The latter piece of DLC is actually extremely useful. By unlocking all characters early on, it makes the versus suite much more attractive, but also has another benefit. It means that if you go to do the offline parallel quests, you have end-game characters available to you. This potentially makes the early game a little easier, as being able to blast through the parallel quests thanks to characters like Broly and Cooler means more experience and abilities sooner rather than later. This DLC is only available until October 31 as well, although honestly I feel it should be permanently free to make the Switch version more attractive.
As for the rest of the DLC, it’s not included in the base game and sold at the same price. This means $29.99 USD for the season pass like everyone else. However, when you remember that the other versions are regularly discounted due to being a year old, along with a complete version coming to PlayStation 4, it makes it hard to justify grabbing the Switch version over waiting for the other versions to go on sale.

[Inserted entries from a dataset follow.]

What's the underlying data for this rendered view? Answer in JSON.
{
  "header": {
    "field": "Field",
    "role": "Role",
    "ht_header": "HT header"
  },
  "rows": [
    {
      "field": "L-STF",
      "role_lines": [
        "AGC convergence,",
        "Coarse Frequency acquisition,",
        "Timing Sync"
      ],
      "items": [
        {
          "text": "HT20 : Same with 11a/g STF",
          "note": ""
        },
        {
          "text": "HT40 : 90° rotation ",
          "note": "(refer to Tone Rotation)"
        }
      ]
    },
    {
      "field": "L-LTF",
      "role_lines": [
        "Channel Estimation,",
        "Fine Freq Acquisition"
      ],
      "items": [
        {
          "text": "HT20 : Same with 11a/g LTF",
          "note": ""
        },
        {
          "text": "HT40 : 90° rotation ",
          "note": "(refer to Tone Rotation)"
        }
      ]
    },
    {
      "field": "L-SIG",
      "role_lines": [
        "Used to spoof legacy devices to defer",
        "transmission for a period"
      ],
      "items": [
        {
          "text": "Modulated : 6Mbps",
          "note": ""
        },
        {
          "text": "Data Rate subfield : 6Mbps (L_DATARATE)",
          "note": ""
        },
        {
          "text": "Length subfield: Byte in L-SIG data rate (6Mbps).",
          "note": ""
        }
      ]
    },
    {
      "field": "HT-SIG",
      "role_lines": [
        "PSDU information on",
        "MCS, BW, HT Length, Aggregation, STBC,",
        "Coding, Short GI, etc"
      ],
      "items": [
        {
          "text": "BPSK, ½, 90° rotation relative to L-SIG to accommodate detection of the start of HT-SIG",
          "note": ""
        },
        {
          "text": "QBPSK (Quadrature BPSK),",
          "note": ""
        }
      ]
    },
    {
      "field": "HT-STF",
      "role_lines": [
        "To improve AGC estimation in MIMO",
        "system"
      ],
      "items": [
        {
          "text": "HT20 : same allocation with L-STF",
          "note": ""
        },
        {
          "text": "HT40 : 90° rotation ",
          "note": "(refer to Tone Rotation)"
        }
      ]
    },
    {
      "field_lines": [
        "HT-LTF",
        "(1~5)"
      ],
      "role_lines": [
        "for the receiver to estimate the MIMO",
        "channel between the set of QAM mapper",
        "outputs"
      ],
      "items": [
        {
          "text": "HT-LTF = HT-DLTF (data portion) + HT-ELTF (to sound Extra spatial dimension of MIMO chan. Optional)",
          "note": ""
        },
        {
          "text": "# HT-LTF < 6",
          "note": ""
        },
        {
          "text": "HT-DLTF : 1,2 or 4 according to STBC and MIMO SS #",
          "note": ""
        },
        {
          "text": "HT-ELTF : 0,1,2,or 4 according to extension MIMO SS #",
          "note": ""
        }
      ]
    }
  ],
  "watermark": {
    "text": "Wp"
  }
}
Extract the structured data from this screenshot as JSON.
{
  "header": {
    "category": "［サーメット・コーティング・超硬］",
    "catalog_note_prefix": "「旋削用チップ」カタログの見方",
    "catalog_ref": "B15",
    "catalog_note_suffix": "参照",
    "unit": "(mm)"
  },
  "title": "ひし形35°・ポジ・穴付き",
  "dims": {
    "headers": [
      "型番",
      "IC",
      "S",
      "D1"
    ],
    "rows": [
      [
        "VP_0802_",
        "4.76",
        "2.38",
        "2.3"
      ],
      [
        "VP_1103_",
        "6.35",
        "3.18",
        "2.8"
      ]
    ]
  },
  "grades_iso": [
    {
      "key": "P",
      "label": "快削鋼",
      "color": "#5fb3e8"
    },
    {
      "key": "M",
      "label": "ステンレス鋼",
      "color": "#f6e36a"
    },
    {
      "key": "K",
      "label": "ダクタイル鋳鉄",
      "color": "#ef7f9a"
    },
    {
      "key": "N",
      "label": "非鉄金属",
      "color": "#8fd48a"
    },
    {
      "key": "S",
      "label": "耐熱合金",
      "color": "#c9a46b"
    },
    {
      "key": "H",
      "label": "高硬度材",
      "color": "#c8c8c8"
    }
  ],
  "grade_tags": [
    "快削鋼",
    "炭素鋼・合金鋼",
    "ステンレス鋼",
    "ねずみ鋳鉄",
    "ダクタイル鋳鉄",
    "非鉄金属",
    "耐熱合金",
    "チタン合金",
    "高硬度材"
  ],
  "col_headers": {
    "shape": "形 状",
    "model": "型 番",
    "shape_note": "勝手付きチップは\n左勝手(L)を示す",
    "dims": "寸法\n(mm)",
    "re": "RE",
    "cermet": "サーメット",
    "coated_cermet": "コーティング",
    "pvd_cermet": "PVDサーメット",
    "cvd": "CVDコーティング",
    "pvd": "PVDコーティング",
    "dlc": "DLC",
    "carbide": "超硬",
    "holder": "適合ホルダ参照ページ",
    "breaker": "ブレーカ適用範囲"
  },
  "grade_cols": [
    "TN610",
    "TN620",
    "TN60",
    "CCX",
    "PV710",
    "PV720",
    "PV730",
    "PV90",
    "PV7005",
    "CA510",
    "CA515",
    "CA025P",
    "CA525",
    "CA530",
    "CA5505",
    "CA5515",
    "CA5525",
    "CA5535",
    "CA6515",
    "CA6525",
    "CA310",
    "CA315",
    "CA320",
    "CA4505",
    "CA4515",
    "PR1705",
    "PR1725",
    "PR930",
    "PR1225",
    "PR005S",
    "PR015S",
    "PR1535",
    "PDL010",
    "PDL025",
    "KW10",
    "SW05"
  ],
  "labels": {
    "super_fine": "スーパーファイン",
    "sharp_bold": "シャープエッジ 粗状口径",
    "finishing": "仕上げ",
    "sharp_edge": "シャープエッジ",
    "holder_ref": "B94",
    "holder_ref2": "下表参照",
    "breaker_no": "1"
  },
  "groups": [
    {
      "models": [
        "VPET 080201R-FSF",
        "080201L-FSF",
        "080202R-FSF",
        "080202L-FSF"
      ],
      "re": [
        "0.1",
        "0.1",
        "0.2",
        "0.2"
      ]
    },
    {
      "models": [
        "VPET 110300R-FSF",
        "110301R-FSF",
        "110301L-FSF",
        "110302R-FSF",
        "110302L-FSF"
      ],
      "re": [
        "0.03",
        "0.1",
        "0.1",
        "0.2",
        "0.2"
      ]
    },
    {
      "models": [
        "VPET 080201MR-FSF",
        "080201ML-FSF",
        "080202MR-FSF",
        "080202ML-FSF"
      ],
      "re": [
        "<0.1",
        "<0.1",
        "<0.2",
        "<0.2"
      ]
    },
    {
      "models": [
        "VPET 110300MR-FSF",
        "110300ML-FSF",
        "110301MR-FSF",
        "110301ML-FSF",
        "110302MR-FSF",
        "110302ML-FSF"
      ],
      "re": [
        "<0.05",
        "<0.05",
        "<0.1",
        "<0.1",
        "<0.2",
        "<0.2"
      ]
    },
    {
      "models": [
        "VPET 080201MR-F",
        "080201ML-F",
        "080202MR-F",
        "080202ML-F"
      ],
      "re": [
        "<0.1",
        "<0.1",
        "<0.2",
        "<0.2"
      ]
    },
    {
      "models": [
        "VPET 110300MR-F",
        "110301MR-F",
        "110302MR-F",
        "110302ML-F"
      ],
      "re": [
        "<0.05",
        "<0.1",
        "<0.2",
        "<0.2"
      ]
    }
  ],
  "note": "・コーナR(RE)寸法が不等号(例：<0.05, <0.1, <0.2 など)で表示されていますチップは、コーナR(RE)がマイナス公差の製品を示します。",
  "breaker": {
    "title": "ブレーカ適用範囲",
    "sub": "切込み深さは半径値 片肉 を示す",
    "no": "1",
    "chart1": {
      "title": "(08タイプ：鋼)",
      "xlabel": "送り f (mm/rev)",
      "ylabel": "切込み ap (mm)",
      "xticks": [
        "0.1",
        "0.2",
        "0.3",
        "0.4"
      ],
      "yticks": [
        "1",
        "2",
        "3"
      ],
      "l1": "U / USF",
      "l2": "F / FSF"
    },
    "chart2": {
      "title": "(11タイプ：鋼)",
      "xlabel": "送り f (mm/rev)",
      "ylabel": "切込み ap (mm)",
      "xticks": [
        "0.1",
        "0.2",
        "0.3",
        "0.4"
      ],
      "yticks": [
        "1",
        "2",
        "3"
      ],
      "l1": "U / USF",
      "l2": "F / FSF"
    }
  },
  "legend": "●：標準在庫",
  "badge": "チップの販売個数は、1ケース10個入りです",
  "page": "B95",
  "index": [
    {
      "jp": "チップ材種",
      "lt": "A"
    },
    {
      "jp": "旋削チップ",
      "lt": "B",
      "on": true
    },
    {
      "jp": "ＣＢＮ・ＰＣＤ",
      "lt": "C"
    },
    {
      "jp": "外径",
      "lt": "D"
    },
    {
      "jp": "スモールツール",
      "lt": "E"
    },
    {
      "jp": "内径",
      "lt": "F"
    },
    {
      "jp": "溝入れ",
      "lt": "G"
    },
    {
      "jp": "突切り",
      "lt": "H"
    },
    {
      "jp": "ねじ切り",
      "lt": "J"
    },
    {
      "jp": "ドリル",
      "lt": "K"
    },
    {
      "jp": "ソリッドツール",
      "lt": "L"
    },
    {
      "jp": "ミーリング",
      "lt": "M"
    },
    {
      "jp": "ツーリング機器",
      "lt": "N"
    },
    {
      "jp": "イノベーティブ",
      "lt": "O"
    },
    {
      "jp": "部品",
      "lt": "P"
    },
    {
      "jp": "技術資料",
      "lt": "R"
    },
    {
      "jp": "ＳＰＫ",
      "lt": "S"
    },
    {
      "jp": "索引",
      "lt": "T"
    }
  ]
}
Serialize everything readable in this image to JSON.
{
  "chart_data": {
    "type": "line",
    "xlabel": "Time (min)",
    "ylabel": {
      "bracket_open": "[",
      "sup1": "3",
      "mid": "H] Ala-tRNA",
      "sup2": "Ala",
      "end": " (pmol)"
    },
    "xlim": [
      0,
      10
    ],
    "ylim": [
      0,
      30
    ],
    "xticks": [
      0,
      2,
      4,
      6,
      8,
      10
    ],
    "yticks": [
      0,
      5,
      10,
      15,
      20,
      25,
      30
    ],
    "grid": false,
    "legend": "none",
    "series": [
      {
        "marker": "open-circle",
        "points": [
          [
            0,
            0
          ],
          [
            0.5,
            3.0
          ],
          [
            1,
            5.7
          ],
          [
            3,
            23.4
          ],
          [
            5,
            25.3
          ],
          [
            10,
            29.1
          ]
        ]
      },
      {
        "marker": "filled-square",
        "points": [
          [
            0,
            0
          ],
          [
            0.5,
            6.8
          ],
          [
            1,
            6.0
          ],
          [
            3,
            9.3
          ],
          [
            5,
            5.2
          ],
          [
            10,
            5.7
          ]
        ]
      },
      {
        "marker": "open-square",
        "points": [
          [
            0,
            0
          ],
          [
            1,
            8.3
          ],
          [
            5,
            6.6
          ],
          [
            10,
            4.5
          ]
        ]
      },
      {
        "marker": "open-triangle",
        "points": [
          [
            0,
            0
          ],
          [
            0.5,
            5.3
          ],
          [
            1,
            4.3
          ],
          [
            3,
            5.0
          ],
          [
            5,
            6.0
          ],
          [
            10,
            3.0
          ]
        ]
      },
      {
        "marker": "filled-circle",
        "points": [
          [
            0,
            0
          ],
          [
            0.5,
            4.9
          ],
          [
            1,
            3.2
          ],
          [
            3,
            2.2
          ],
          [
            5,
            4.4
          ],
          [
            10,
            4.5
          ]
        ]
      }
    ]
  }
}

Overall, the port comes off as a mixed bag in the end. On one hand, with the exception of the slowdowns in Conton City, it’s a very well put together port of Xenoverse 2 that happens to also be portable. I genuinely hope more ports are done as well as this one in terms of performance in the future. On the other hand, it’s going for a higher price than the other versions are, it doesn’t include any of the DLC packs, and the free DLC that gives it an advantage will no longer be available after this month. If you haven’t played the game yet, it’s definitely an option worth considering if the portability justifies the higher price to you, however it’s hard to justify a double dip if you’ve played and beaten it before. Then again, having Broly, aka the best Dragon Ball character, in portable form is a pretty great selling point.
[This report is based on a retail build of the game provided by the publisher.]